Шоненбауму понадобилось два дня, чтобы разобраться в путаных речах бедняги. После освобождения, которое он объяснял временными разногласиями между антисемитами, Глюкман затаился в высокогорьях Анд, ожидая, что события вот-вот примут привычный ход, и надеясь, что, выдавая себя за погонщика со склонов Сьерры, он сумеет избежать гестапо. Всякий раз, как Шоненбаум принимался растолковывать ему, что нет больше никакого гестапо, что Гитлер мертв, а Германия разделена, тот лишь пожимал плечами: уж он-де знает что почем, его на мякине не проведешь. Когда же, отчаявшись, Шоненбаум показал ему фотографии Израиля: школы, армию, бесстрашных и доверчивых юношей и девушек, — Глюкман в ответ затянул заупокойную молитву и принялся оплакивать безвинных жертв, которых враги вынудили собраться вместе, как в варшавском гетто, чтобы легче было с ними расправиться.

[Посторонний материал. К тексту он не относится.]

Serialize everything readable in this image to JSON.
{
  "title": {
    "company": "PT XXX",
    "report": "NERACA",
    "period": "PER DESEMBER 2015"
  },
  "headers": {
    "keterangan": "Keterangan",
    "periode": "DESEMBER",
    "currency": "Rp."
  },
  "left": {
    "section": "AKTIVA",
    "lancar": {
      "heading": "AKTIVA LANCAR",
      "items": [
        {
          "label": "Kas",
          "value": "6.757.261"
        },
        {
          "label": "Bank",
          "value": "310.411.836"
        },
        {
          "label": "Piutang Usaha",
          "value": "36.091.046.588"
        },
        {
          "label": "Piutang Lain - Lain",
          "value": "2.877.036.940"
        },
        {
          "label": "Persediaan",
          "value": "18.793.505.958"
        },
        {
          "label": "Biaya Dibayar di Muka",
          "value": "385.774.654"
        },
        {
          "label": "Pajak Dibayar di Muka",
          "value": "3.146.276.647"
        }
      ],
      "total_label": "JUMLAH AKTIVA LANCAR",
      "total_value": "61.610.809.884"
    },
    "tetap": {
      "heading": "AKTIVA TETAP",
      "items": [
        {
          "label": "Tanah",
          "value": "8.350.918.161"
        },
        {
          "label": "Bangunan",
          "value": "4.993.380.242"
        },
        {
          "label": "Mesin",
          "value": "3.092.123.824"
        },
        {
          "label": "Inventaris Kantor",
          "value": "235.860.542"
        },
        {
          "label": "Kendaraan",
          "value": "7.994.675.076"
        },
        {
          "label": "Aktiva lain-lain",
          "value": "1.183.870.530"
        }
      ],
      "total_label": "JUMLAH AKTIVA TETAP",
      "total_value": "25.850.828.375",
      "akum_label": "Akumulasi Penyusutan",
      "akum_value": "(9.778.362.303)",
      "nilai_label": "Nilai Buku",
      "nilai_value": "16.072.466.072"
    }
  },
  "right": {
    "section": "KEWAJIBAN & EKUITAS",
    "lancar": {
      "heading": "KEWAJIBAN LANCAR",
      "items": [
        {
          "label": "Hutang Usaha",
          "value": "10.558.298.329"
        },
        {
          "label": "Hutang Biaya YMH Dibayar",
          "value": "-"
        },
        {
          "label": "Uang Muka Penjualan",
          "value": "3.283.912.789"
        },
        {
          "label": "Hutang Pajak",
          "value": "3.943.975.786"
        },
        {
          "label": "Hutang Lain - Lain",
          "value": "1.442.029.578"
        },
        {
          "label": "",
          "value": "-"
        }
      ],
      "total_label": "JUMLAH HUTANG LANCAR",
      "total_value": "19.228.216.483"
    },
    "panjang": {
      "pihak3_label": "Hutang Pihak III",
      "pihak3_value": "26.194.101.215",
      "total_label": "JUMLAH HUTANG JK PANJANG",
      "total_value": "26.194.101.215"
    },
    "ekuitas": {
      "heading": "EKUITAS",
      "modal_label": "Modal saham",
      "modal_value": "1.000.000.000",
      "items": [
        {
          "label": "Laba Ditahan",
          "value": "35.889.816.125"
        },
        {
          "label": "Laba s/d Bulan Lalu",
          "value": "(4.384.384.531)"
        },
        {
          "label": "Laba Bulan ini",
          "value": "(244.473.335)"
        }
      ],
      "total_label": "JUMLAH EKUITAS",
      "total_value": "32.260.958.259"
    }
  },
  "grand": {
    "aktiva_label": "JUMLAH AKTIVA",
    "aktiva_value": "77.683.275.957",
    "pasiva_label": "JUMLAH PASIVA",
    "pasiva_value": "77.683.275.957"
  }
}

Что Глюкман слаб рассудком, Шоненбаум знал давно; вернее, рассудок его оказался менее крепким, нежели тело, и не выдержал зверских пыток, выпавших на его долю. В лагере он был излюбленной жертвой эсэсовца Шультце, садиста, прошедшего многоэтапный отбор и показавшего себя достойным высокого доверия. По неведомой причине Шультце сделал несчастного Глюкмана козлом отпущения, и никто из заключенных уже не верил, что Глюкман выйдет живым из его лап.
Как и Шоненбаум, Глюкман был портным. И хотя пальцы его утратили былую ловкость, вскоре он вновь обрел достаточно сноровки, чтобы включиться в работу, и тогда «парижский портной» смог наконец взяться за заказы, которых с каждым днем становилось все больше. Глюкман никогда ни с кем не разговаривал и работал, забившись в темный угол, сидя на полу за прилавком, скрывавшим его от посторонних глаз. Выходил он только ночью и отправлялся проведать лам; он долго и любовно гладил их по жесткой шерсти, и глаза его при этом светились знанием какой-то страшной истины, абсолютным всепониманием, которое подкреплялось мелькавшей на его лице хитрой и надменной улыбкой. Дважды он пытался бежать: в первый раз, когда Шоненбаум заметил как-то походя, что минула шестнадцатая годовщина крушения гитлеровской Германии; во второй раз, когда пьяный индеец принялся горланить под окном, что-де «великий вождь сойдет с вершин и приберет наконец всё к рукам».